Their two-day visit to Portland was crammed full of things to see and people to meet. They attended the weekly CompStat meeting; met with the District Attorney's Office; went to the Portland Downtown District; and met with business leaders. Several meetings were held with Police Chief Michael Sauschuck and a couple more were spent with McAllister, who also drove them around Portland.
Hood said that Portland is unique to have the community prosecutor working out of an office in the police department. Other jurisdictions they've visited have that position as a part of the District Attorney's Office.
Senior Lead Officer Dan Townsend represents Parkside, the West End and the St. John Street area. He attends the neighborhood meetings connected to those civic associations. The two lawyers spent three hours being driven around by Officer Townsend.
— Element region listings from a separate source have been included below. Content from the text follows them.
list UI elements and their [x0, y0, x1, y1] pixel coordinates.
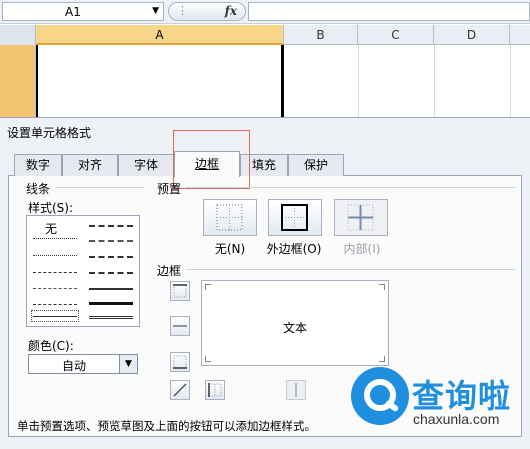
border-bottom-icon	[173, 355, 187, 369]
line-style-selected-indicator	[31, 310, 79, 322]
column-header-a[interactable]: A	[36, 25, 284, 45]
tab-highlight-box	[173, 130, 250, 189]
column-header-b[interactable]: B	[284, 25, 358, 45]
preview-corner-mark	[379, 284, 385, 290]
presets-group-divider	[186, 187, 516, 188]
preview-corner-mark	[205, 284, 211, 290]
dialog-title: 设置单元格格式	[7, 126, 92, 140]
line-style-dashed[interactable]	[33, 304, 77, 305]
formula-input[interactable]	[248, 2, 530, 21]
line-style-dotted[interactable]	[33, 255, 77, 256]
preset-none-icon	[216, 204, 243, 231]
worksheet-grid[interactable]	[0, 45, 530, 125]
border-preview[interactable]: 文本	[201, 280, 389, 366]
border-inside-vertical-icon	[295, 383, 297, 397]
line-style-medium[interactable]	[89, 288, 133, 290]
border-top-icon	[173, 284, 187, 298]
line-group-label: 线条	[26, 182, 51, 196]
line-style-medium-dash-dot[interactable]	[89, 256, 133, 258]
grid-line	[434, 45, 435, 125]
row-header[interactable]	[0, 45, 36, 125]
insert-function-button[interactable]: fx	[225, 4, 237, 18]
name-box[interactable]: A1 ▼	[2, 2, 164, 21]
preset-none-button[interactable]	[203, 199, 257, 236]
border-inside-vertical-button[interactable]	[286, 380, 306, 400]
line-style-slanted-dash-dot[interactable]	[89, 240, 133, 242]
tab-font[interactable]: 字体	[118, 154, 174, 176]
hint-text: 单击预置选项、预览草图及上面的按钮可以添加边框样式。	[17, 419, 316, 433]
preset-inside-icon	[347, 204, 374, 231]
border-left-button[interactable]	[205, 380, 225, 400]
insert-function-area[interactable]: ⋮ fx	[168, 2, 246, 21]
line-style-list[interactable]: 无	[26, 215, 140, 327]
watermark-url: chaxunla.com	[413, 411, 500, 427]
border-diagonal-up-icon	[173, 383, 187, 397]
tab-protection[interactable]: 保护	[288, 154, 344, 176]
name-box-value: A1	[65, 5, 81, 19]
column-header-c[interactable]: C	[358, 25, 434, 45]
line-style-dash-dot-dot[interactable]	[33, 272, 77, 273]
presets-group-label: 预置	[157, 182, 182, 196]
border-group-divider	[186, 269, 516, 270]
search-icon-handle	[384, 399, 400, 413]
line-style-dash-dot[interactable]	[33, 288, 77, 289]
watermark-logo-icon	[351, 367, 409, 425]
column-headers: A B C D	[0, 25, 530, 45]
preview-corner-mark	[205, 356, 211, 362]
border-left-icon	[208, 383, 222, 397]
line-group-divider	[56, 187, 144, 188]
column-header-d[interactable]: D	[434, 25, 510, 45]
select-all-corner[interactable]	[0, 25, 36, 45]
tab-number[interactable]: 数字	[14, 154, 62, 176]
preview-text: 文本	[282, 321, 307, 335]
border-inside-horizontal-icon	[173, 325, 187, 327]
name-box-dropdown-icon[interactable]: ▼	[152, 6, 159, 16]
line-style-none[interactable]: 无	[45, 220, 57, 237]
preset-inside-button[interactable]	[334, 199, 388, 236]
preset-outline-icon	[281, 204, 308, 231]
line-style-thick[interactable]	[89, 302, 133, 305]
grid-line	[358, 45, 359, 125]
chevron-down-icon[interactable]: ▼	[119, 355, 137, 373]
tab-alignment[interactable]: 对齐	[62, 154, 118, 176]
line-style-medium-dashed[interactable]	[89, 272, 133, 274]
formula-bar-grip-icon: ⋮	[177, 4, 188, 17]
border-top-button[interactable]	[170, 281, 190, 301]
color-dropdown-value: 自动	[61, 359, 86, 373]
line-style-hairline[interactable]	[33, 238, 77, 239]
border-inside-horizontal-button[interactable]	[170, 316, 190, 336]
preview-corner-mark	[379, 356, 385, 362]
line-style-medium-dash-dot-dot[interactable]	[89, 225, 133, 227]
preset-inside-label: 内部(I)	[343, 242, 381, 256]
border-group-label: 边框	[157, 264, 182, 278]
border-bottom-button[interactable]	[170, 352, 190, 372]
color-label: 颜色(C):	[28, 339, 74, 353]
grid-line	[510, 45, 511, 125]
color-dropdown[interactable]: 自动 ▼	[28, 354, 138, 374]
line-style-double[interactable]	[89, 316, 133, 319]
selected-cell-a1[interactable]	[36, 45, 284, 125]
border-diagonal-up-button[interactable]	[170, 380, 190, 400]
preset-outline-button[interactable]	[268, 199, 322, 236]
line-style-label: 样式(S):	[28, 201, 74, 215]
formula-bar: A1 ▼ ⋮ fx	[0, 0, 530, 24]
He said he showed them various problem spots and graffiti, and spoke to them about community policing efforts that he's involved with, working with businesses, and the importance of filing criminal trespass papers.
Lawbreakers in public parks were a topic of discussion, disorderly crimes, and quality-of-life issues. Townsend said the riders in his police cruiser were impressed with the amount of public space Portland has, considering the size of the city.
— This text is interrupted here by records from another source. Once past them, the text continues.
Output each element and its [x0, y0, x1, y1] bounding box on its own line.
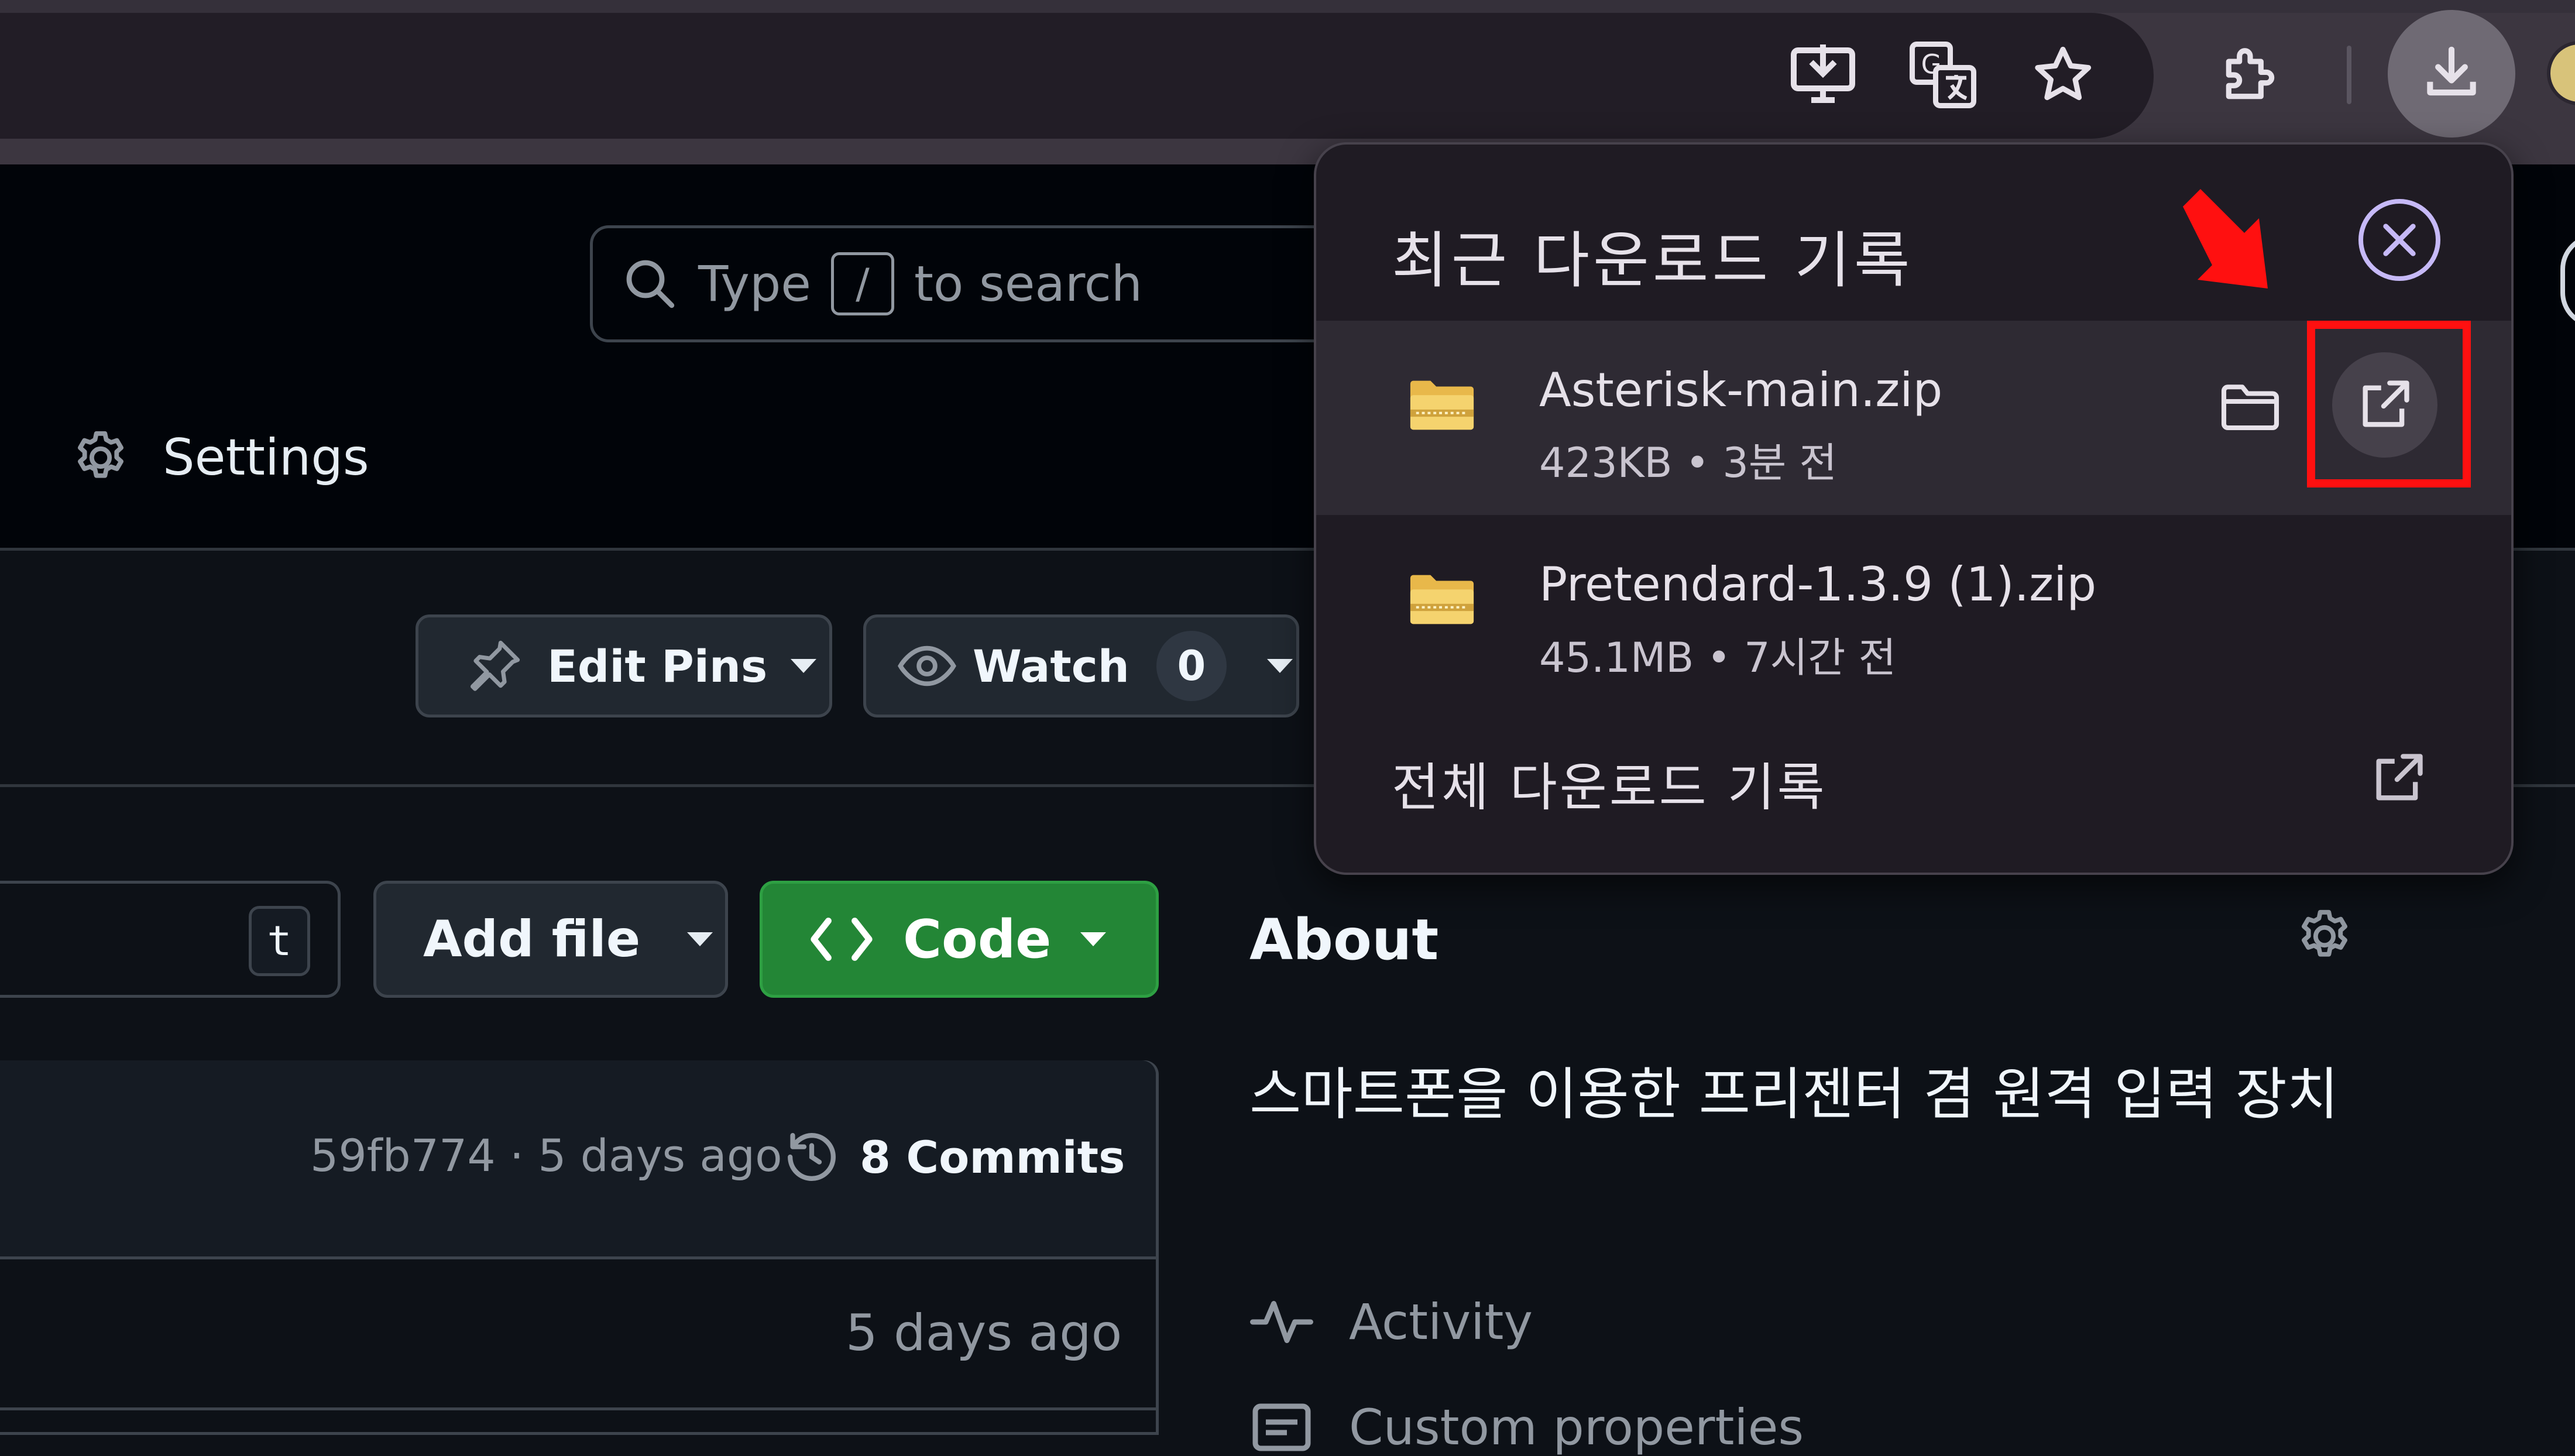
downloads-popup-title: 최근 다운로드 기록 — [1392, 225, 1914, 296]
zip-file-icon — [1407, 569, 1477, 627]
all-downloads-link[interactable]: 전체 다운로드 기록 — [1392, 746, 1827, 820]
folder-icon — [2221, 384, 2279, 431]
repo-description: 스마트폰을 이용한 프리젠터 겸 원격 입력 장치 — [1249, 1062, 2339, 1127]
gear-icon — [78, 431, 123, 478]
chevron-down-icon — [687, 932, 713, 946]
toolbar-divider — [2347, 46, 2351, 104]
custom-properties-link[interactable]: Custom properties — [1249, 1399, 1804, 1456]
download-icon — [2427, 46, 2476, 96]
search-label-before: Type — [698, 255, 811, 313]
chevron-down-icon — [791, 659, 817, 673]
show-in-folder-button[interactable] — [2218, 380, 2282, 433]
tab-settings[interactable]: Settings — [70, 427, 369, 488]
edit-pins-button[interactable]: Edit Pins — [416, 614, 832, 717]
install-app-icon[interactable] — [1782, 33, 1864, 115]
add-file-label: Add file — [423, 910, 641, 969]
edit-pins-label: Edit Pins — [547, 640, 768, 692]
code-label: Code — [903, 908, 1052, 970]
tab-strip-edge — [0, 0, 2575, 13]
highlight-box — [2307, 321, 2471, 487]
search-input[interactable]: Type / to search — [590, 225, 1351, 342]
red-arrow-icon — [2180, 186, 2285, 303]
zip-file-icon — [1407, 375, 1477, 433]
eye-icon — [898, 645, 956, 686]
history-icon — [788, 1133, 836, 1181]
custom-properties-label: Custom properties — [1349, 1399, 1804, 1456]
tab-settings-label: Settings — [163, 428, 369, 487]
note-icon — [1252, 1403, 1311, 1451]
watch-label: Watch — [973, 640, 1129, 692]
pulse-icon — [1250, 1301, 1313, 1343]
activity-label: Activity — [1349, 1293, 1533, 1351]
about-heading: About — [1249, 907, 1439, 973]
download-file-name: Asterisk-main.zip — [1539, 363, 1943, 417]
download-file-meta: 423KB • 3분 전 — [1539, 439, 1837, 487]
search-icon — [626, 260, 675, 308]
search-shortcut-key: / — [830, 252, 894, 315]
close-icon — [2383, 224, 2416, 256]
code-icon — [811, 918, 873, 961]
latest-commit-info[interactable]: 59fb774 · 5 days ago — [310, 1129, 782, 1182]
chevron-down-icon — [1080, 932, 1107, 946]
gear-icon — [2302, 909, 2347, 957]
open-external-icon[interactable] — [2369, 749, 2428, 808]
add-file-button[interactable]: Add file — [373, 881, 728, 998]
bookmark-star-icon[interactable] — [2022, 34, 2104, 116]
row-divider — [0, 1407, 1156, 1410]
watch-count: 0 — [1156, 631, 1227, 701]
pin-icon — [470, 640, 520, 691]
code-button[interactable]: Code — [760, 881, 1159, 998]
commits-label: 8 Commits — [860, 1131, 1125, 1183]
about-settings-button[interactable] — [2294, 906, 2355, 967]
watch-button[interactable]: Watch 0 — [863, 614, 1299, 717]
download-file-name[interactable]: Pretendard-1.3.9 (1).zip — [1539, 557, 2096, 612]
close-button[interactable] — [2358, 199, 2440, 281]
go-to-file-shortcut: t — [249, 906, 310, 976]
download-button[interactable] — [2388, 10, 2515, 138]
extensions-icon[interactable] — [2209, 34, 2291, 116]
chevron-down-icon[interactable] — [1266, 659, 1293, 673]
file-row-time: 5 days ago — [846, 1304, 1122, 1362]
activity-link[interactable]: Activity — [1249, 1293, 1533, 1351]
search-label-after: to search — [914, 255, 1142, 313]
download-file-meta: 45.1MB • 7시간 전 — [1539, 634, 1897, 682]
translate-icon[interactable]: G — [1902, 34, 1984, 116]
commits-link[interactable]: 8 Commits — [781, 1127, 1125, 1187]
When McAllister was asked whether she is a member of the APA, she said she is not a member at this time. "I don't know whether there's a financial component and I'm always trying to save money for the department." She is now on their listserv for getting information updates and invitations to seminars.
McAllister has accomplished a lot for Portland during her two-year tenure. One of the things she feels is a major improvement involves communication with landlords, which came about regarding changes to the Disorderly House ordinance, making it much more effective. Other communities are now adopting ordinances based on the one McAllister crafted here. She mentioned that she's going down to speak to people in Berwick who are interested in doing what Portland has done.
McAllister was instrumental in getting a graffiti ordinance passed. She's pleased that this subject has been brought to people's attention and she's also pleased with the voluntary compliance that is being achieved. She's not interested in fining people and punitive measures.
Trash remediation is another success that the Community Prosecutor's Office can point to as a positive result since its inception. When McAllister first started her job there were numerous complaints brought to the forefront about illegal dumping and unsightly trash left out, improperly bagged and left on the street.
Suzanne Hunt was placed in the position of Sanitation Compliance Officer by the Department of Public Works and the two work together very closely. The city looks and is a lot cleaner because of their coordinated efforts.
Judges now know the Community Prosecutor and the City of Portland is taking quality-of-life misdemeanors seriously, public urination being another one that falls into that category, along with trash and graffiti.
Panhandling is a nuisance issue that people complain about constantly, and this will be a topic that McAllister is going to try to alleviate. She feels that people need to be aware of the fact that they are not helping anyone when they give panhandlers money. She says, "People should give the money to public service agencies, not panhandlers. We want to help, but let's be effective. This perpetuates the problem."
McAllister's overarching idea is to become more effective and find more ways for her office to be engaged in positive ways to help and work with the community.
She is most intrigued by the concept of neighborhood accountability and community courts. "That's something I'd like to look at." She stated, "This is results-based prosecution. We want to end certain antisocial behaviors."
Today's phone call with the two attorneys from APA may provide McAllister with a preliminary assessment based on their visit to Portland. She's hoping a more formal assessment will follow, in a written report.
The visit by Hood and Jansen has spurred interest in new avenues that McAllister will be considering.